I have considered the submissions of the learned counsel for the Appellants and Respondent, including the cases cited. I have also perused the record of appeal and have read particularly the pleadings, proceedings and judgment of the lower court.
I have already set out the Respondent’s case as pleaded before the lower court. The Respondent testified as PW1 as follows –
“I was consulted by the Neuro-surgeon. He wanted to stabilize the spine for him…………..neurosurgeon did remove the bullet. I did my part of operation. The operation was successful….. I left my invoice in Nairobi Hospital…... on the material date I did operation notes. You can see my signature on it. I have a discharge letter copy original is with patient. It shows I participated operation record produced as plaintiff exhibit 1. Discharge letter plaintiff exhibit 2. ”
Upon cross-examination he insisted that he had been consulted by Dr. Olunya the lead surgeon in the operation on the 1stAppellant.

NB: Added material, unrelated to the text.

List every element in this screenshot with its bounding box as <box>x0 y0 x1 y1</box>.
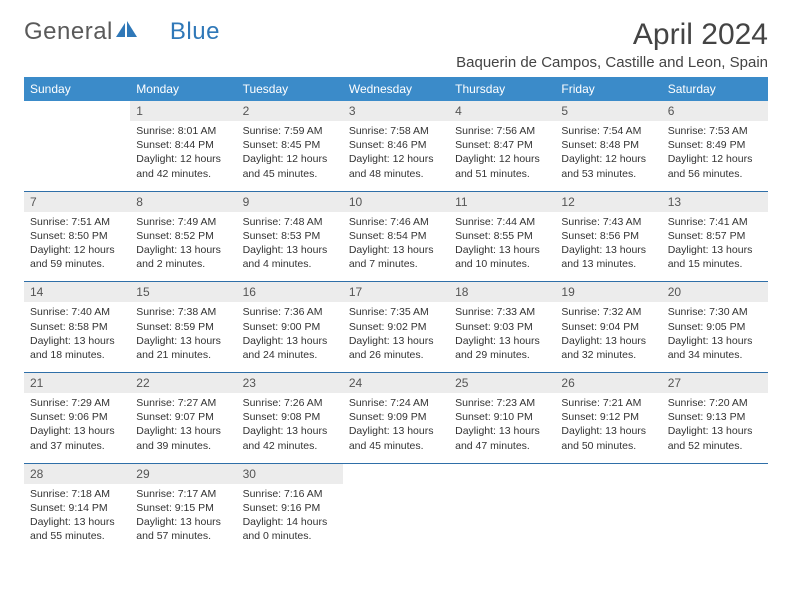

The fact that Dr. Olunya the neuro-surgeon who attended to the 1st Appellant prepared a discharge summary dated 26th May 2004 means he did not have any issue relating unsettled bills with the Appellants. There is no indication of any agreement between the Respondent and Appellants from the testimonies and evidence produced in the lower court.

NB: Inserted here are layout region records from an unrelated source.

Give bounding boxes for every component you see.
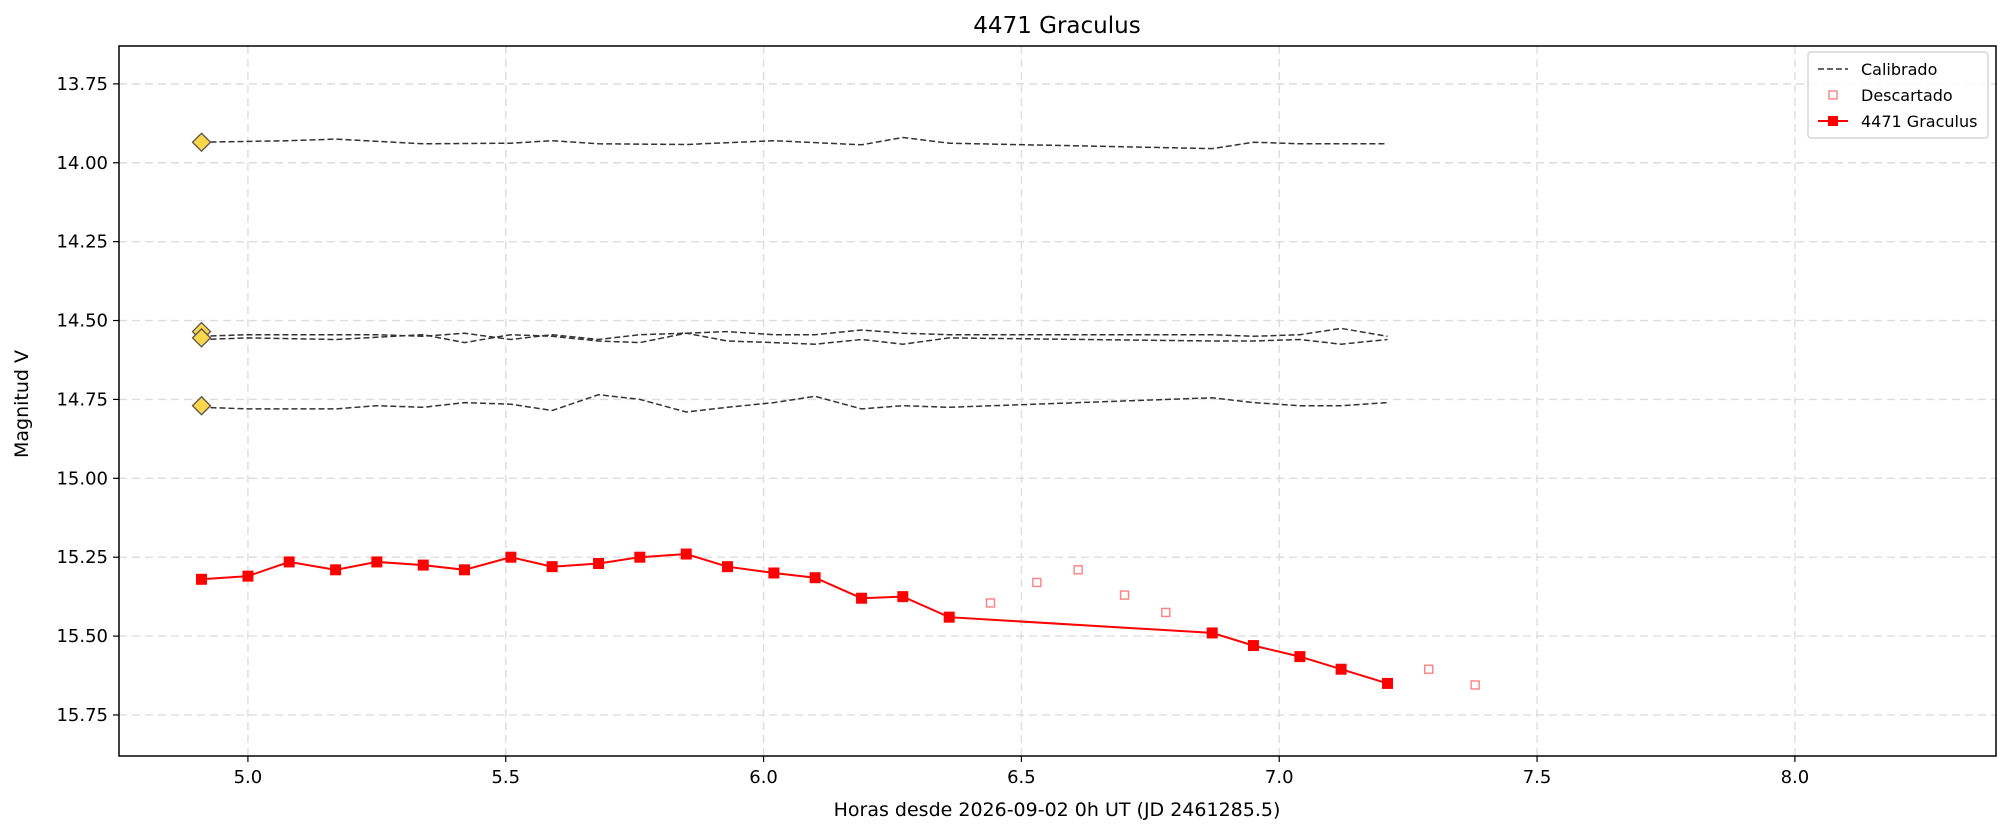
- plot-series: [191, 132, 1480, 690]
- discarded-point: [1161, 607, 1171, 618]
- y-axis-label: Magnitud V: [11, 350, 33, 458]
- comparison-star-marker: [191, 132, 212, 153]
- target-data-point: [721, 561, 733, 573]
- y-tick-label: 14.50: [56, 311, 108, 332]
- y-tick-label: 15.00: [56, 468, 108, 489]
- y-tick-label: 14.75: [56, 389, 108, 410]
- target-data-point: [856, 592, 868, 604]
- calibrated-series-line: [201, 332, 1388, 345]
- discarded-point: [1424, 664, 1434, 674]
- x-tick-label: 5.5: [491, 767, 520, 788]
- x-axis-label: Horas desde 2026-09-02 0h UT (JD 2461285…: [834, 799, 1281, 821]
- x-tick-label: 8.0: [1781, 767, 1810, 788]
- target-data-point: [196, 573, 208, 585]
- calibrated-series-line: [201, 393, 1388, 413]
- legend-box: [1807, 51, 1989, 139]
- axis-ticks: 5.0 5.5 6.0 6.5 7.0 7.5 8.0 13.75 14.00 14.25 14.5…: [56, 74, 1809, 788]
- discarded-point: [1073, 565, 1083, 575]
- target-data-point: [505, 551, 517, 563]
- legend: Calibrado Descartado 4471 Graculus: [1807, 51, 1989, 139]
- x-tick-label: 6.0: [749, 767, 778, 788]
- x-tick-label: 7.5: [1523, 767, 1552, 788]
- target-data-point: [1294, 651, 1306, 663]
- target-data-point: [768, 567, 780, 579]
- comparison-star-marker: [191, 327, 212, 348]
- target-data-point: [283, 556, 295, 568]
- x-tick-label: 7.0: [1265, 767, 1294, 788]
- target-data-point: [1206, 627, 1218, 639]
- legend-label: 4471 Graculus: [1861, 112, 1977, 131]
- legend-target-marker-handle: [1828, 116, 1838, 126]
- target-data-point: [330, 564, 342, 576]
- y-tick-label: 15.25: [56, 547, 108, 568]
- y-tick-label: 14.00: [56, 153, 108, 174]
- comparison-star-marker: [191, 395, 212, 416]
- target-data-point: [417, 559, 429, 571]
- target-data-point: [458, 564, 470, 576]
- target-data-point: [593, 558, 605, 570]
- x-tick-label: 5.0: [234, 767, 263, 788]
- chart-title: 4471 Graculus: [973, 13, 1140, 39]
- x-tick-label: 6.5: [1007, 767, 1036, 788]
- target-data-point: [1247, 640, 1259, 652]
- y-tick-label: 15.50: [56, 626, 108, 647]
- target-data-point: [546, 561, 558, 573]
- target-data-point: [943, 611, 955, 623]
- legend-label: Calibrado: [1861, 60, 1937, 79]
- target-data-point: [242, 570, 254, 582]
- discarded-point: [1470, 680, 1480, 690]
- grid: [119, 46, 1996, 756]
- target-data-point: [634, 551, 646, 563]
- discarded-point: [1119, 590, 1130, 600]
- target-data-point: [809, 572, 821, 584]
- plot-frame: [118, 45, 1997, 757]
- legend-discarded-handle: [1828, 90, 1838, 100]
- target-data-point: [371, 556, 383, 568]
- target-data-point: [1335, 663, 1347, 675]
- discarded-point: [1032, 577, 1042, 588]
- target-data-point: [897, 591, 909, 603]
- target-data-point: [1382, 677, 1394, 689]
- y-tick-label: 14.25: [56, 232, 108, 253]
- discarded-point: [985, 598, 996, 608]
- target-data-point: [680, 548, 692, 560]
- legend-label: Descartado: [1861, 86, 1953, 105]
- y-tick-label: 15.75: [56, 705, 108, 726]
- y-tick-label: 13.75: [56, 74, 108, 95]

As correctly pointed out by the Appellants in their submissions in the case ofRTS Flexible Systems LTD vs Molkerei Alois Muller GmbH & Co. KG [2010]UKSC 14, the court held that whether or not there was a binding contract in place could be established by considering the communication, by words and by conduct, between the parties and assessing whether it led to the objective conclusion that the parties intended to create legal relations and whether the parties had agreed on all terms essential to form a contract.

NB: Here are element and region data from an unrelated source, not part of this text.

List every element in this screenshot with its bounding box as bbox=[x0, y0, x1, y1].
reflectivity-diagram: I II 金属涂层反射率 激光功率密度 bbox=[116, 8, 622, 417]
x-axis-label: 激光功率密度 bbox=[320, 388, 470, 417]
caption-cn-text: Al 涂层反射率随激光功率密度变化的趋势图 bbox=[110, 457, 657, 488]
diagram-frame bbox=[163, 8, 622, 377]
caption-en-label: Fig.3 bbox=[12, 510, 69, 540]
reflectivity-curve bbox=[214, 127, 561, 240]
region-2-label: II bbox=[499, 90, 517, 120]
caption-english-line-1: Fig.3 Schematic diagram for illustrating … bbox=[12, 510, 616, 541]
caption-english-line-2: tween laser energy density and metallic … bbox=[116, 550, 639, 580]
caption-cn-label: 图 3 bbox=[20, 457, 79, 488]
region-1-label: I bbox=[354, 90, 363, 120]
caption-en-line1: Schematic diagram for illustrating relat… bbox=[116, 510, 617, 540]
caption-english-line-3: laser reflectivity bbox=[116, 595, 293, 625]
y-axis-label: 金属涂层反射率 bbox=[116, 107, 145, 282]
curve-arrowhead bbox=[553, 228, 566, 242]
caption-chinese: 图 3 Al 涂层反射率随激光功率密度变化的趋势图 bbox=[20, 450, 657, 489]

The intention of the parties is determined by what they said and did. A contract is formed when there is to all outward appearances an agreement. So was there an agreement between the parties in this case? That the Respondent was involved in the 1st Appellant’s surgery is not in question. But under whose instructions? There is no correspondence showing any discussion between the parties that could have indicated any intention to enter into a contract. The Respondent was instructed by the lead neuro-surgeon and acted on his instructions. That would have been a proper party to join in these proceedings and who should settle the Respondent’s bill.
I will in the circumstances allow this appeal and set aside the judgment of the lower court. I will substitute therefor an order dismissing the plaintiff’s suit. This is a suitable case to order that each party shall bear their own costs.
Dated and delivered at Nairobi this 1st Day of March, 2016.